ACTAPS: The Association of Contentious Trust and Probate Specialists

Alternative Dispute Resolution (ADR): various methods of resolving disputes without going to court.

Beneficiary: a person entitled to benefit from a trust or a Will.

Bequest/Legacy: a gift left in a Will.

Capacity (also mental capacity): being able to make a decision at the time it is needed.

Caveat: a way to stop probate from going ahead, for example because of a dispute.

Counsel: the term used within the legal profession for a barrister.

Court of Protection: a court that specialises in protecting the rights of people who do not have mental capacity.

Deed of variation: a deed by which the beneficiary under a Will or intestacy redirects the gift to some other person (who may or may not be a beneficiary of the estate).

Deputy: someone appointed by the Court of Protection to make decisions for someone who lacks mental capacity.

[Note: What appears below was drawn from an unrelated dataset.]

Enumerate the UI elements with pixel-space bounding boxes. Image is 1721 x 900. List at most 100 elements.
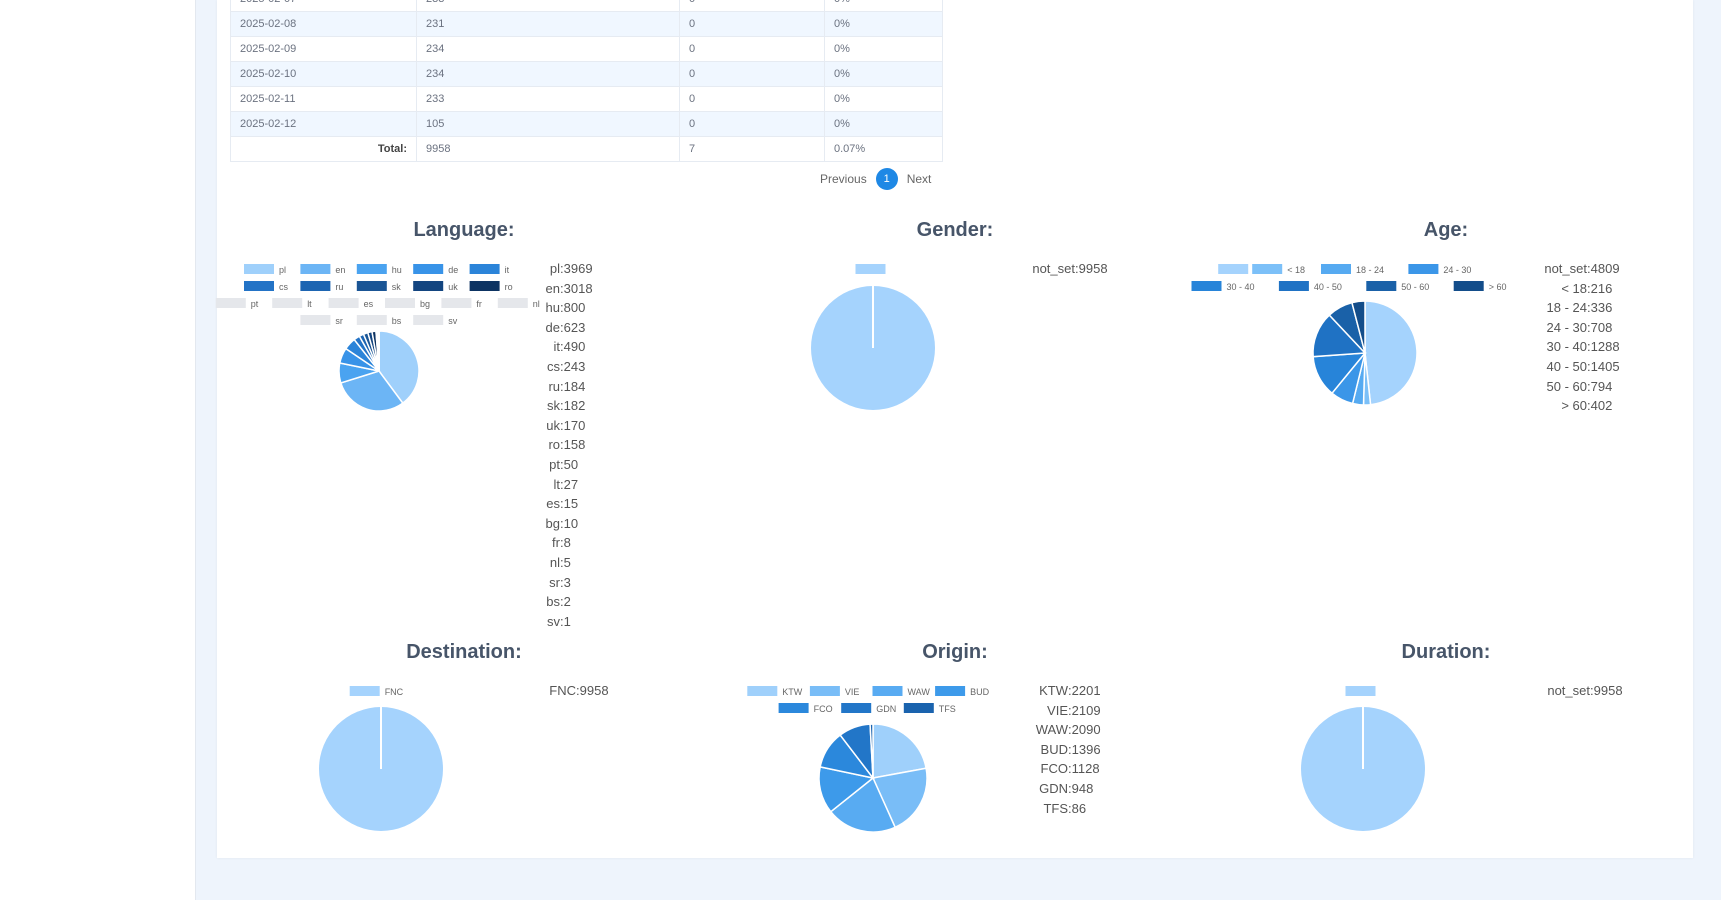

Estate: the aggregate of all the property to which a person is beneficially entitled.

Execution of Will: the process by which a testator’s Will is made legally valid. The Will must be signed at the end by the testator or someone authorised by them, and the signature must be made or acknowledged by the testator in the presence of at least two witnesses, present at the same time, who must themselves sign the Will or acknowledge their signatures in the testator’s presence.

Executor: a person appointed in the Will to administer the testator’s estate.

Grant of probate: a document issued by the Probate Registry authorising the executors to administer the estate.

Intestate: the state in which a person dies without having made a will disposing of all his property.

Intestacy rules: the intestacy rules (set out in the Administration of Estates Act 1925) determine who gets what if a person dies without making a Will.

Issue of proceedings: proceedings are started when the court issues a claim form at the request of the claimant.}

Life interest: the right to receive the income or benefit from a property or capital sum (but not the capital sum itself) for life.

Litigation friend: a person who gives instructions on behalf of a child or an adult who lacks capacity.

Mediation: a form of alternative dispute resolution where an independent third party (mediator) assists the parties involved in a dispute to achieve a mutually acceptable resolution.

Mutual Wills: two Wills are mutual if there is an agreement between the two testators (typically husband and wife) that the Wills should not be revoked.

Nuncupative: a Will declared orally before witnesses rather than written, usually by a testator on their deathbed.

Personal representatives: a person entitled to deal with a deceased person’s estate in accordance with their Will or under intestacy rules.

Proprietary estoppel: a principle that allows a court to intervene where it would be wrong to allow a person to deny a non owning party a share of ownership (usually of a house). Various requirements must first be met to allow a person to rely on this principle.

Probate: the process of administering someone’s estate (including money, property and belongings) after they die. If the estate has significant assets a formal grant of probate must be obtained form the court so the estate can be collected and divided between the beneficiaries identified in the Will.

Proving the Will: making an application for probate to the Probate Registry.

Settlor: a person who creates a settlement.

Settlement: a disposition of land or other property, made by deed or Will under which trusts are created by the settlor designating the beneficiaries and the terms on which they are to take the property.

Testator (or testatrix): a person who makes a Will. Testatrix denotes the female whereas testator is often used interchangeably for a male or a female person who makes a Will.

Trustee: a person having a nominal title to property they hold for the benefit of one or more others, the beneficiaries.

Trust: a trust is set up to give assets to other people (the trustees) to hold for the benefit of others (the beneficiaries). A trust can be used as a practical tool for inheritance tax planning.

Will: a document by which a person (called the testator) appoints executors to administer his estate after his death, and directs the manner in which it is to be distributed to the beneficiaries he specifies.